Microgreens are also easy to grow indoors. You do need a grow light to grow healthy microgreens, but there are many affordable options on the market right now. This post shares all the details on growing microgreens at home.
If you want to grow more than sprouts or microgreens, you might consider investing in an AeroGarden. An AeroGarden is a hydroponic system to grow plants indoors. My Mom gave me one of these for Christmas years ago and I have successfully grown tomatoes, lettuce, and quite a few herbs in one.
The models have changed slightly since mine was purchased, but I still enjoy using mine during the winter to harvest a bit of fresh produce from my kitchen counter.
Teaching Our Children Where Food Comes From
I strongly believe that we should teach our children where their food comes from. Many of us grew up helping our grandparents grow tomatoes and shell peas. We have fond memories of shucking corn and then eating the delicious rewards of our hard work.

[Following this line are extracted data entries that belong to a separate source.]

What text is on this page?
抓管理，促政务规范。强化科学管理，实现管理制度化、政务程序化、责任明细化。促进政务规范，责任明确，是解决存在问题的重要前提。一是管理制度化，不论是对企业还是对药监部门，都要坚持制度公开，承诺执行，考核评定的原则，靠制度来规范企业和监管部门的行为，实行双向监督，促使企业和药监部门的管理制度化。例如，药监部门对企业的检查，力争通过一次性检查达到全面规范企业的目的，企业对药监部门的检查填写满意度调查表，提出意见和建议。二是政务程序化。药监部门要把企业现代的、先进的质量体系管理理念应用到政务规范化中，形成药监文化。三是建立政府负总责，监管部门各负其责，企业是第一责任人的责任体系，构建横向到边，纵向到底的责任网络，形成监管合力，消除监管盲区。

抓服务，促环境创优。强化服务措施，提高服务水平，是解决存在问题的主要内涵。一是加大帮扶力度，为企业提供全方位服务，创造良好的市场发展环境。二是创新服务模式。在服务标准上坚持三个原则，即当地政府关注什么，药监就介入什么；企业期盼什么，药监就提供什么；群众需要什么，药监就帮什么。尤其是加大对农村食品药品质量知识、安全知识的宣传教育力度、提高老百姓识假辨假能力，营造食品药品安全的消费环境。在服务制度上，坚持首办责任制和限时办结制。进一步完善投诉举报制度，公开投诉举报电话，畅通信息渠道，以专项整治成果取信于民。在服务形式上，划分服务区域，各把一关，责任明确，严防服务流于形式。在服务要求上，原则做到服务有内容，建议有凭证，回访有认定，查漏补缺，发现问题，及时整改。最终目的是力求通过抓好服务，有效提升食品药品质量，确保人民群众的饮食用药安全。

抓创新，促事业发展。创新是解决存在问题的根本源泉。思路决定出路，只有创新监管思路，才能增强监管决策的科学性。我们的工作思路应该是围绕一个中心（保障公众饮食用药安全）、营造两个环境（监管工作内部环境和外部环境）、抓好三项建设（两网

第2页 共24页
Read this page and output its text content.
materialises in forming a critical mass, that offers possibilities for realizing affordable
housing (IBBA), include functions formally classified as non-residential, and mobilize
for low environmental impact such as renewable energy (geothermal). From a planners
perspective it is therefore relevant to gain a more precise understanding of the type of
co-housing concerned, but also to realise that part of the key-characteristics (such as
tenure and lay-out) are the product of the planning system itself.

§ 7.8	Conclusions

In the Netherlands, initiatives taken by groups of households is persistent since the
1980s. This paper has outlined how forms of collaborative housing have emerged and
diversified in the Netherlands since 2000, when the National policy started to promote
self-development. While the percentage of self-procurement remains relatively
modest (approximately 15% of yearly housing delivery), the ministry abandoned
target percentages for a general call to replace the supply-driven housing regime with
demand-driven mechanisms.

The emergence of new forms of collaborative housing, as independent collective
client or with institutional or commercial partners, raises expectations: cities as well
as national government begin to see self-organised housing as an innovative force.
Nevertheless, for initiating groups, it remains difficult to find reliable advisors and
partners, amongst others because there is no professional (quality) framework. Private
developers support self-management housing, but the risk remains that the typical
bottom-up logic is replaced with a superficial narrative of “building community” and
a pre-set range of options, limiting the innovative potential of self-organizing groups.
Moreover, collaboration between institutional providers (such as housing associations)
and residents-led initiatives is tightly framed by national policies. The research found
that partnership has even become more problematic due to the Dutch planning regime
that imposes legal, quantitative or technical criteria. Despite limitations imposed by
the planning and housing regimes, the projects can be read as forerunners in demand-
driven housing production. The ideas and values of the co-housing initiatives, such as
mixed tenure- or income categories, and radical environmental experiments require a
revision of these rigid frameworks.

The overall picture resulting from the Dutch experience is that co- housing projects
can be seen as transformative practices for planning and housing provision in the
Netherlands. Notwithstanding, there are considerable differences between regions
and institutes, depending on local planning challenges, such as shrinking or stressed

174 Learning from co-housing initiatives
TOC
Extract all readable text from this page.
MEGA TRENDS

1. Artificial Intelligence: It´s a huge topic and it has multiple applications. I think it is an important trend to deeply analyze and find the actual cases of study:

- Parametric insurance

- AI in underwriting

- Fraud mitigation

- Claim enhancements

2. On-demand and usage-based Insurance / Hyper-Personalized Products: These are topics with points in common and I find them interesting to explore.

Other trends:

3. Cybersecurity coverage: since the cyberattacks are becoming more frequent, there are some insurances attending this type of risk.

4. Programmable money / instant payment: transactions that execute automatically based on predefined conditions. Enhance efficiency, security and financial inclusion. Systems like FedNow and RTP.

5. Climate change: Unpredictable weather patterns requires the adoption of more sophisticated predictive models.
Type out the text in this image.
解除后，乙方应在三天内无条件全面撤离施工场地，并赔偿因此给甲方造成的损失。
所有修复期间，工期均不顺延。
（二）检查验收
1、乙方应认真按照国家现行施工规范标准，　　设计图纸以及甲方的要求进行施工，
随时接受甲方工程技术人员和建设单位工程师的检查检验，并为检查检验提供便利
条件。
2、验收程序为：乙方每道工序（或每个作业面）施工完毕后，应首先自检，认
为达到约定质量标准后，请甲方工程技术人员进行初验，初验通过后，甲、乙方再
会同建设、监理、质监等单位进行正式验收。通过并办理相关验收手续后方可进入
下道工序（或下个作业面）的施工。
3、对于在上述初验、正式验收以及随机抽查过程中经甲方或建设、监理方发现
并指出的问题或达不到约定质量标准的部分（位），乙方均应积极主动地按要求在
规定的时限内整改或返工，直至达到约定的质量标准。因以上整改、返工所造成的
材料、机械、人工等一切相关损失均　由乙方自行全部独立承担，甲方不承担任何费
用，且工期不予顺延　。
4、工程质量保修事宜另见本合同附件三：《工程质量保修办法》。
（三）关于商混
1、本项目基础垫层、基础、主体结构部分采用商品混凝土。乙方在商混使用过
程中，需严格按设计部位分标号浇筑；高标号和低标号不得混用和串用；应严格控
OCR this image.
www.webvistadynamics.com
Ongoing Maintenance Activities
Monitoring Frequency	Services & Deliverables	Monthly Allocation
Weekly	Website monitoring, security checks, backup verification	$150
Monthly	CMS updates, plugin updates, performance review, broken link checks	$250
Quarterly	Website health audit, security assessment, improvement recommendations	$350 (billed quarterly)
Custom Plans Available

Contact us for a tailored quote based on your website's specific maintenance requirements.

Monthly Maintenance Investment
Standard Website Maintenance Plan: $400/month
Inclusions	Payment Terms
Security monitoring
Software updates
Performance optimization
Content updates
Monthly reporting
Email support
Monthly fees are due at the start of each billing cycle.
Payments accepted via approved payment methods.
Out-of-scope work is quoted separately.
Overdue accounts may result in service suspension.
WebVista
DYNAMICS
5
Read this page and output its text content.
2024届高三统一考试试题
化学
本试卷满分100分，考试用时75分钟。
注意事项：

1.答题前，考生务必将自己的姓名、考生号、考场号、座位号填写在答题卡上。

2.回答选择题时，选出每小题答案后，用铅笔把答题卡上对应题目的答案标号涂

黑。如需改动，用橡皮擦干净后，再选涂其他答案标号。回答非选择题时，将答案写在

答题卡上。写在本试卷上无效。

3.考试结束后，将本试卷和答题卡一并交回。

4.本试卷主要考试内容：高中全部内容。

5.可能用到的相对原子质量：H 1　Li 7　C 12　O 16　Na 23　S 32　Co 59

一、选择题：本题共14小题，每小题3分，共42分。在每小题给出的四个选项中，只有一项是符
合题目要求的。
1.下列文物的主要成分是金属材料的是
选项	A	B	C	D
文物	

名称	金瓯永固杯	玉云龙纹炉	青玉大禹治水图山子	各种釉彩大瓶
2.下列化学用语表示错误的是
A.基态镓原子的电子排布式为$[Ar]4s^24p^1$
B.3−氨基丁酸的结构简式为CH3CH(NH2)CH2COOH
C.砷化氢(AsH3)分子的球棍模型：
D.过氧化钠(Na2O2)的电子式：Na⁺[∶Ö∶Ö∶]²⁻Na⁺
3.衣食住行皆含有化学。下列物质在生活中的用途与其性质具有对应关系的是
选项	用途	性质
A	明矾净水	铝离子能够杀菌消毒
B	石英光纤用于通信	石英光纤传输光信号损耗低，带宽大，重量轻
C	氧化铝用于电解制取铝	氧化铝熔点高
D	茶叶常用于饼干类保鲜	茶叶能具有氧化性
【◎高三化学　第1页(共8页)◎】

However, gardening is becoming a lost art. I have been in our local schools and seen firsthand that many kids have no idea what a carrot looks like growing in the ground. And most kids don’t eat but 4 or 5 different vegetables.
We need to change that!
While I don’t expect every family to want to grow a huge, in-the-ground traditional garden, I do think most families can grow something. Kids need to see how much work it is to grow food.
They also need to be exposed to a variety of fruits and vegetables. Children are much more likely to taste a vegetable or fruit that they grew themselves. I hope this post has inspired you to grow something with your children or grandkids this year.